Hospitals across the nation are piloting voice-enabled smart speakers in patients’ rooms, including Cedars-Sinai Medical Center in Los Angeles and Boston Children’s Hospital. These institutions are hoping that smart speakers will make patients more comfortable, help staff stay organized, and, in some cases, keep people out of hospitals and emergency rooms altogether.
Early results are promising, but health-care providers are still figuring how to protect privacy once smart speakers know our intimate medical details. Searching online for medical help, even for common ailments, already reveals much more than people realize. That data has proved valuable both to health officials and to big businesses.
The Cedars-Sinai pilot will send more than 100 Amazon Echos to patients’ rooms. The devices will perform skills typical of the technology, such as playing music or changing the TV channel, and specific to the hospital, such as alerting nurses or caretakers that a patient wants help to get up to use the bathroom. Boston Children’s is trying out a different method, using Alexa-enabled speakers to help staff stay on top of their work by asking Alexa for information on staffing and bed availability.
Boston Children’s has also come up with an in-home application for voice-enabled health care, targeted to parents of young children. The hospital created an Alexa skill called KidsMD, which lets parents ask their speaker what to do when their children are sick. BCH has also developed a similar skill called Flu Doctor. John Brownstein, the hospital’s chief innovation officer, explains that the skills can save parents time and money.
“Oftentimes, [emergency rooms] are flooded with cases where an individual could be treated at home or they could wait the next day to go to a physician’s office,” Brownstein says. “These tools are helping triage people.” Keeping some patients out of the ER when they don’t need to be there could in turn keep diseases from spreading, Brownstein says.
Parents can ask KidsMD for help with cold and flu symptoms such as fever or stomachache. Brownstein explains that the skill follows a similar format to Thermia, a tool on the BCH website that allows parents to enter a kid’s age, weight, and symptoms to find advice on how to respond to a fever. “We just took that framework that we use at the hospital and put it into a chatbot,” he says.
But because consumer voice assistants are not HIPAA compliant, they can make only simple health recommendations. Health-care providers are exploring how voice assistants might become fully integrated in a medical environment, but these are early days. Each prospective use comes with prospective drawbacks. Doctors placing medical orders via speaker risk accidentally ordering the incorrect medicine or dosage if they’re misheard. Directly speaking with devices might be faster than reviewing paperwork, but could slow things down if Wi-Fi is spotty. And the risk of storing health records, lab tests, or medical bills on a private company’s non-HIPAA-compliant servers is huge.
“Privacy is one of our top concerns as we’re building tools,” Brownstein says. “We kept privacy in mind as we were building our KidsMD skills.”
Privacy foregrounds the conversation as providers explore voice-enabled health care and balance legal concerns with giving sound medical advice. This isn’t true for traditional online searches, where, as far as advertisers are concerned, seeking advice for dealing with cold and flu symptoms is the same as shopping for shoes. Online, everything is caught up in the same search-engine dragnet. Mucinex, for example, used Google’s browser data to target users with YouTube ads based on recent searches or a Google-determined “affinity” for healthy living.
Smart devices are becoming part of this trend as well. Amazon has filed a patent for a voice assistant that would recommend cold and flu medicine if it overhears you coughing. The health-care start-up Kinsa drew sharp criticism from privacy experts last year for selling illness data. Kinsa makes a smart thermometer that takes a user’s temperature, then instantly uploads it to a server along with gender and location information.

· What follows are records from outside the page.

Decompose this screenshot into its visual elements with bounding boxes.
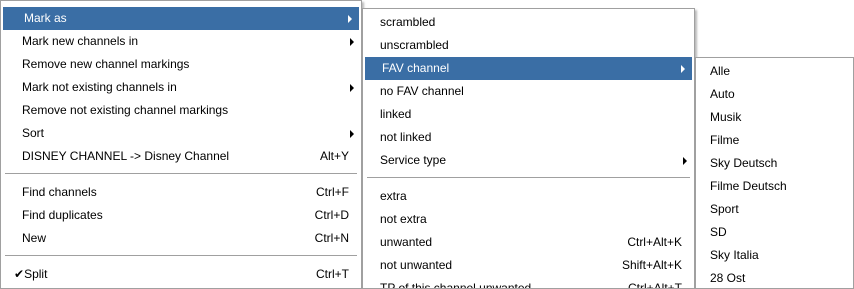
- menu-item-label: Alle: [710, 64, 731, 78]
- menu-item-mark-new-channels-in[interactable]: Mark new channels in: [1, 30, 361, 53]
- menu-item-shortcut: Ctrl+T: [316, 267, 349, 281]
- menu-item-label: Sport: [710, 202, 739, 216]
- menu-item-label: not unwanted: [380, 258, 453, 272]
- menu-item-fav-sky-deutsch[interactable]: Sky Deutsch: [696, 152, 853, 175]
- menu-item-remove-not-existing-channel-markings[interactable]: Remove not existing channel markings: [1, 99, 361, 122]
- menu-item-label: Filme Deutsch: [710, 179, 787, 193]
- menu-item-unscrambled[interactable]: unscrambled: [363, 34, 694, 57]
- menu-item-label: scrambled: [380, 15, 436, 29]
- menu-item-label: Sky Italia: [710, 248, 759, 262]
- menu-item-not-extra[interactable]: not extra: [363, 208, 694, 231]
- menu-item-fav-sport[interactable]: Sport: [696, 198, 853, 221]
- menu-item-label: Find duplicates: [22, 208, 103, 222]
- menu-item-shortcut: Ctrl+D: [314, 208, 349, 222]
- menu-item-split[interactable]: ✔Split Ctrl+T: [1, 263, 361, 286]
- menu-item-fav-sky-italia[interactable]: Sky Italia: [696, 244, 853, 267]
- menu-item-rename-disney-channel[interactable]: DISNEY CHANNEL -> Disney Channel Alt+Y: [1, 145, 361, 168]
- checkmark-icon: ✔: [14, 267, 25, 281]
- menu-item-label: Mark not existing channels in: [22, 80, 177, 94]
- menu-separator: [5, 255, 357, 257]
- menu-item-label: linked: [380, 107, 412, 121]
- menu-item-label: Sky Deutsch: [710, 156, 778, 170]
- menu-item-label: unscrambled: [380, 38, 449, 52]
- menu-item-label: Remove not existing channel markings: [22, 103, 229, 117]
- menu-item-shortcut: Ctrl+F: [316, 185, 349, 199]
- submenu-arrow-icon: [350, 84, 354, 92]
- menu-item-fav-alle[interactable]: Alle: [696, 60, 853, 83]
- context-menu: Mark as Mark new channels in Remove new …: [0, 0, 362, 289]
- menu-item-find-channels[interactable]: Find channels Ctrl+F: [1, 181, 361, 204]
- menu-item-remove-new-channel-markings[interactable]: Remove new channel markings: [1, 53, 361, 76]
- menu-item-new[interactable]: New Ctrl+N: [1, 227, 361, 250]
- menu-item-label: Find channels: [22, 185, 97, 199]
- menu-item-fav-auto[interactable]: Auto: [696, 83, 853, 106]
- menu-item-label: 28 Ost: [710, 271, 746, 285]
- menu-item-unwanted[interactable]: unwanted Ctrl+Alt+K: [363, 231, 694, 254]
- menu-item-label: extra: [380, 189, 407, 203]
- menu-item-linked[interactable]: linked: [363, 103, 694, 126]
- menu-item-label: Mark new channels in: [22, 34, 139, 48]
- menu-item-label: unwanted: [380, 235, 433, 249]
- submenu-arrow-icon: [350, 38, 354, 46]
- menu-item-label: Split: [24, 267, 48, 281]
- menu-item-label: SD: [710, 225, 727, 239]
- menu-item-label: Musik: [710, 110, 742, 124]
- menu-item-not-linked[interactable]: not linked: [363, 126, 694, 149]
- menu-item-label: no FAV channel: [380, 84, 464, 98]
- menu-item-label: Sort: [22, 126, 45, 140]
- menu-item-fav-filme-deutsch[interactable]: Filme Deutsch: [696, 175, 853, 198]
- submenu-arrow-icon: [683, 157, 687, 165]
- menu-item-shortcut: Ctrl+Alt+K: [627, 235, 682, 249]
- menu-item-label: New: [22, 231, 47, 245]
- menu-item-mark-as[interactable]: Mark as: [3, 7, 359, 30]
- menu-item-label: FAV channel: [382, 61, 450, 75]
- menu-item-label: Mark as: [24, 11, 67, 25]
- submenu-arrow-icon: [348, 15, 352, 23]
- menu-item-label: Auto: [710, 87, 735, 101]
- menu-item-mark-not-existing-channels-in[interactable]: Mark not existing channels in: [1, 76, 361, 99]
- mark-as-submenu: scrambled unscrambled FAV channel no FAV…: [362, 8, 695, 289]
- menu-item-shortcut: Shift+Alt+K: [621, 258, 682, 272]
- menu-item-tp-unwanted[interactable]: TP of this channel unwanted Ctrl+Alt+T: [363, 277, 694, 289]
- menu-item-label: not extra: [380, 212, 427, 226]
- menu-item-not-unwanted[interactable]: not unwanted Shift+Alt+K: [363, 254, 694, 277]
- submenu-arrow-icon: [350, 130, 354, 138]
- menu-separator: [5, 173, 357, 175]
- menu-item-shortcut: Alt+Y: [319, 149, 349, 163]
- menu-separator: [367, 177, 690, 179]
- menu-item-service-type[interactable]: Service type: [363, 149, 694, 172]
- menu-item-fav-28-ost[interactable]: 28 Ost: [696, 267, 853, 288]
- menu-item-label: not linked: [380, 130, 432, 144]
- menu-item-extra[interactable]: extra: [363, 185, 694, 208]
- menu-item-label: Service type: [380, 153, 447, 167]
- menu-item-label: DISNEY CHANNEL -> Disney Channel: [22, 149, 230, 163]
- menu-item-sort[interactable]: Sort: [1, 122, 361, 145]
- submenu-arrow-icon: [681, 65, 685, 73]
- menu-item-shortcut: Ctrl+N: [314, 231, 349, 245]
- menu-item-find-duplicates[interactable]: Find duplicates Ctrl+D: [1, 204, 361, 227]
- fav-channel-submenu: Alle Auto Musik Filme Sky Deutsch Filme …: [695, 57, 854, 289]
- menu-item-fav-filme[interactable]: Filme: [696, 129, 853, 152]
- menu-item-shortcut: Ctrl+Alt+T: [627, 281, 682, 289]
- menu-item-label: Filme: [710, 133, 740, 147]
- menu-item-fav-channel[interactable]: FAV channel: [365, 57, 692, 80]
- menu-item-label: Remove new channel markings: [22, 57, 190, 71]
- menu-item-no-fav-channel[interactable]: no FAV channel: [363, 80, 694, 103]
- menu-item-fav-musik[interactable]: Musik: [696, 106, 853, 129]
- menu-item-fav-sd[interactable]: SD: [696, 221, 853, 244]
- menu-item-label: TP of this channel unwanted: [380, 281, 532, 289]
- menu-item-scrambled[interactable]: scrambled: [363, 11, 694, 34]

Kinsa used this data to create real-time maps of where people were getting sick and to refine its flu predictions for the season, with accuracy levels matching those of the Centers for Disease Control and Prevention. But it also sold the information to Clorox, which beefed up its marketing of disinfecting wipes and similar products in zip codes where thermometers reported a spike in fevers.
Boston Children’s KidsMD skill is compatible with a different smart thermometer, Nokia’s Thermo, but Brownstein says the data isn’t shared for advertising purposes. Still, that doesn’t mean parents aren’t contributing to health-care data through all the other ways they try to find out what to do when their kids have a temperature.
Using smart devices or web searches to find quick advice can save time and money for patients, parents, and overburdened ERs alike. But doing so feeds into a far-reaching advertising network that turns those searches into lucrative data. No matter what you’re doing on the internet, it seems, someone, somewhere, is making money off of it.